Azoulay, who founded the Toronto-based organization in 2007, believes that if Sephardi Jewry is not promoted and information for English-speaking and second-generation Sephardi Jews is not made available, the Sephardi traditions and culture are at risk of being lost.
Azoulay said his inspiration to launch the organization came about when he was just a teenager studying at Yeshivat Mikdash Melech in Jerusalem, when he would attend lectures delivered by the former Sephardi Chief Rabbi of Israel, Ovadia Yosef, who died in October.
“I was attending his speeches and lectures. That is one of the things that inspired me. My relationship with Rabbi Ovadia Yosef was really big. I also had that passion growing up with my family,” he said.
When Azoulay would visit Judaica stores in North American and Israeli cities looking for books written in English about his Sephardi heritage, he thought to himself, “Why can’t I find any information about Sephardi Jewry?
“I thought, ‘This is crazy, and it frustrated me… There is nothing out there on our awesome heritage and it’s time to make a difference… I was waiting for someone else to do it, but I was getting older and by 20 years old, I came out with my first book.”
His first book, The Legacy of Leaders, is a biographical history of Sephardi rabbis, published by the New Jersey-based Israel Book Shop Publications.
“There was material out there, but not enough. Before my book on Sephardic rabbis, there were maybe two or three, but nothing well-researched, nothing well-done, nothing professional and that bothered me,” he said.

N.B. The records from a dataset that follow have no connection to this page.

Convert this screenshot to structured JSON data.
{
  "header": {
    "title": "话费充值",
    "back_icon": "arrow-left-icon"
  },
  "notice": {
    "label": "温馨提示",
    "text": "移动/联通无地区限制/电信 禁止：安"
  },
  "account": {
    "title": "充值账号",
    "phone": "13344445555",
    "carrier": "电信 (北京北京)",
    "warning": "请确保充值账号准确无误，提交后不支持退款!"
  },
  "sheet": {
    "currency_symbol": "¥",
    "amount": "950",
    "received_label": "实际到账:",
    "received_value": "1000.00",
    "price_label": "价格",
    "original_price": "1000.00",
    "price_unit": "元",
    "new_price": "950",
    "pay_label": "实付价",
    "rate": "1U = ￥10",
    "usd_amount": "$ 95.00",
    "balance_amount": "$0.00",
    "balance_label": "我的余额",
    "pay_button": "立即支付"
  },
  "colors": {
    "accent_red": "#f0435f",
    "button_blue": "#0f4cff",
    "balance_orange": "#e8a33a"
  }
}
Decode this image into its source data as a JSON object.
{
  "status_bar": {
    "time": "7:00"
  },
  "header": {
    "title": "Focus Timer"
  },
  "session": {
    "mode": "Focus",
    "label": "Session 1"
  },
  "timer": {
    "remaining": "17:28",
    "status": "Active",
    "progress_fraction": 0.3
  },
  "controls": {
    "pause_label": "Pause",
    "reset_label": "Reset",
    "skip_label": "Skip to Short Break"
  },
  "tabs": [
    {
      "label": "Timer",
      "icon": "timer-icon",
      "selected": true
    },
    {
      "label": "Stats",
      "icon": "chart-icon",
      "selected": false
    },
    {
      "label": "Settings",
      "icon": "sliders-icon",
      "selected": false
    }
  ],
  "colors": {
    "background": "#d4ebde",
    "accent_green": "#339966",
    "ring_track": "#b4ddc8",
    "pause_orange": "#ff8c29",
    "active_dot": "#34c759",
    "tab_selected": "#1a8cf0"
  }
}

Azoulay, who holds a rabbinical degree and is enrolled in a master’s program at Yeshiva University, has since published a total of five books, written numerous articles and organized programming for Sephardi communities across North America.
Perhaps most impressive was his recent undertaking, which brought together Sephardi community leaders, rabbis, U.S. senators and philanthropists in Washington D.C. for the first time in history to celebrate more than 360 years of Sephardi Jewry in America late last month.
“The Inaugural Tribute Luncheon Honoring the Contributions of Sephardic Jewry in America” attracted politicians including Texas senator Ted Cruz, Minnesota congresswoman Michele Bachmann, and New York senator Charles Schumer.
Florida congresswoman Ileana Ros-Lehtinen spoke about the legacy of Emma Lazarus, an American-born Sephardi Jewish poet, whose famous quote, “Give me your tired, your poor, your huddled masses yearning to breathe free,” has been immortalized in bronze on the pedestal of the Statue of Liberty.
Jacob Abecassis, founder of Sephardic Community of Toronto (SCOT), a Toronto-based non-profit organization, was an honouree at the U.S. event.
Abecassis said he thought the Sephardic Legacy Series is an important initiative that will better document Sephardi heritage, culture and figures, which are not as well documented as Ashkenazi traditions.
“[Sephardim have] already done it in France, where they are very organized, and in Latin America – the Spanish-speaking Sephardim are very well organized as well,” he said.
“I think for the English-speaking Sephardim, it’s getting lost. We haven’t documented as much and we don’t practice it as much.”
But Azoulay, Abecassis and many others are working to change that.
“This is a revolution. People are joining, people are funding, getting involved. There are events non-stop. In Ottawa, we’re going to honour Sephardic Jewry at Parliament Hill next year,” Azoulay said.
“We’re going to bring [Liberal MP] Irwin Cotler, [Canadian Foreign Minister] John Baird, and we want to try to bring [Prime Minister] Stephen Harper in as the keynote speaker.”
Until then, Azoulay promises to keep producing material that promotes his culture.
“I want to finish about a dozen books on rabbis, and then after that, totally shift myself into cultural documentary films, which I’m starting to look into,” he said, adding that he’s working on a documentary about the roughly 10,000 Sephardi Jews in Toronto.
“I don’t want to stop. I’m addicted.”